Damit ich bei meiner Therapeutin aus der Suchtberatung bleiben kann, muss sie mich als Reha Patient offiziell anmelden. Das setzt Abstinenz voraus. Ich liebe Bier, ich denke nicht das ich ein Alkoholproblem habe, aber es es wird mir sicher nicht leicht fallen, darauf komplett zu verzichten. Amphetamine sind auch ein Thema seit ein paar Jahren, eigentlich nur zum feiern, mittlerweile zum Zocken. Mir ist klar, dass das Spielen auch daran gekoppelt ist. Ich hab das Angebot von einer Aufnahme in der Suchtstelle angenommen wollte aber mit der Abstinenz im November beginnen. Warum schieb ich das vor mir her? Weil ich noch einen großen Urlaub mit Freunden geplant habe und ich da nicht eingeschränkt sein möchte. Und weil ich denke, im Winter wird es mir leichter fallen nichts zu trinken, da einfach weniger los ist im Winter. Die Therapeutin war mit meinem Vorschlag einverstanden und ich will das nach wie vor durchziehen. Aber wie zum Teufel habe ich mich jetzt nochmal und noch so viel tiefer in den Abgrund gestürzt? Ich bin am Ende und hab auch furchtbar Angst vor dem mentalen Stress und Ängsten zwecks finanziellen Problemen, da es mich jetzt schon sehr treibt. Meine Therapeutin weiß von dem Rückfall, sonst weiß es niemand so wirklich, bzw. wie schlimm es wirklich gerade ist. Meine Freundin macht alles für mich, sie hat mir sehr durch den Verlust meines Vaters geholfen, ich lüge jetzt schon seit Wochen und will ihr das nicht antun sie so zu verletzten, vor allem weil ich weiß, dass sie mir geholfen hätte, hätte ich früher was gesagt. Jetzt zieht sich das schon wieder so lang, dass ich mir nicht sicher bin.
Ich bin Psychologe, ich weiß es doch eigentlich besser, trotzdem mach ich mich so kaputt damit.
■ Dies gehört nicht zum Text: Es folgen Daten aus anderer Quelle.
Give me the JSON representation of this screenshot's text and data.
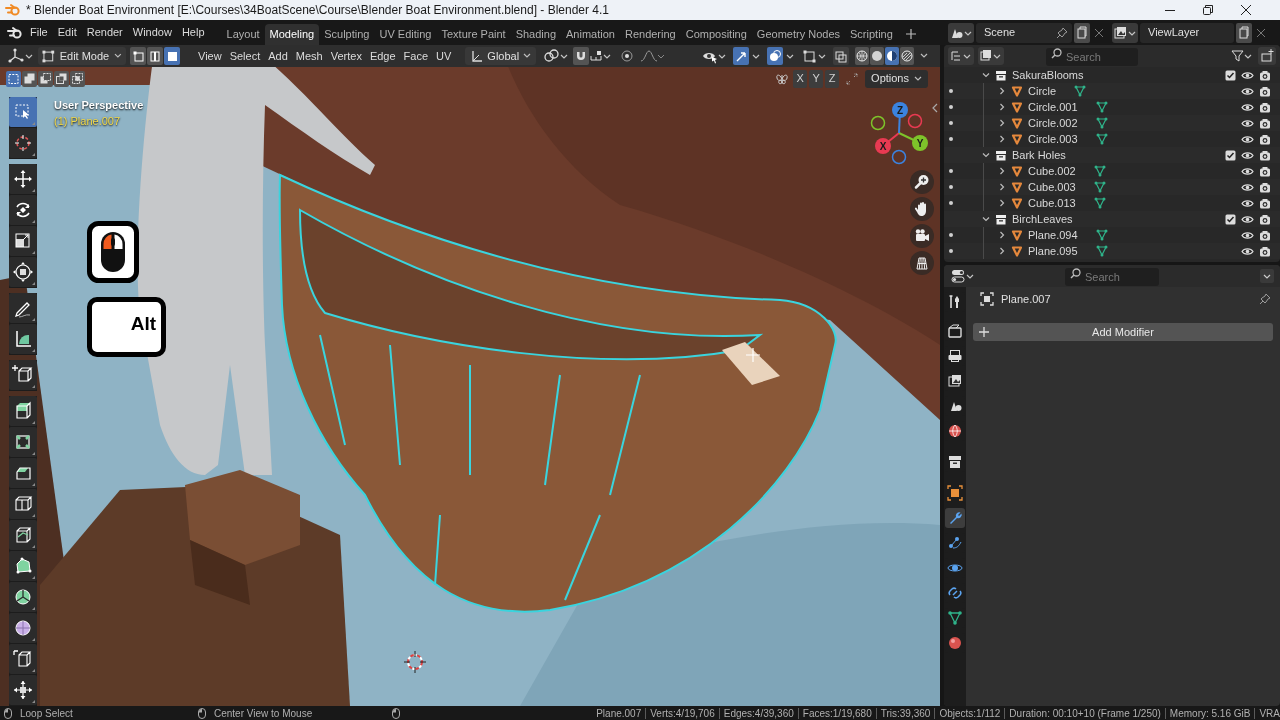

Ich wirke auf die meisten Leute in meinem Umfeld immer ziemlich positiv und das was ich sage hat bei einigen Menschen auch Gewicht, was ich sehr zu schätzen weiß. Ich hab eigentlich alles um glücklich zu sein und hab eigentlich auch super Ressourcen um das in den Griff zu bekommen. Trotzdem schaffe ich es nicht. In manchen Themen will ich ernst genommen werden und wie ein erwachsener behandelt werden, in manchen fühl ich mich aber wie 15 Jahre alt und unbeholfen, keine Ahnung wie das Leben funktioniert. Ich habe damals als ich frisch in der Therapie war, viel in diesem Forum gestöbert, dann lange nicht mehr, es ist purer Wahnsinn, was wir alles tun damit wir uns auch ja so schlimm wie möglich schaden.
Vielleicht habt ihr ein paar Worte dazu, wenn nicht, bin ich froh diesen Text endlich mal ansatzweise verfasst zu haben, weil das schon endlich mal wieder ein Krümel eines Anfangs für mich darstellt.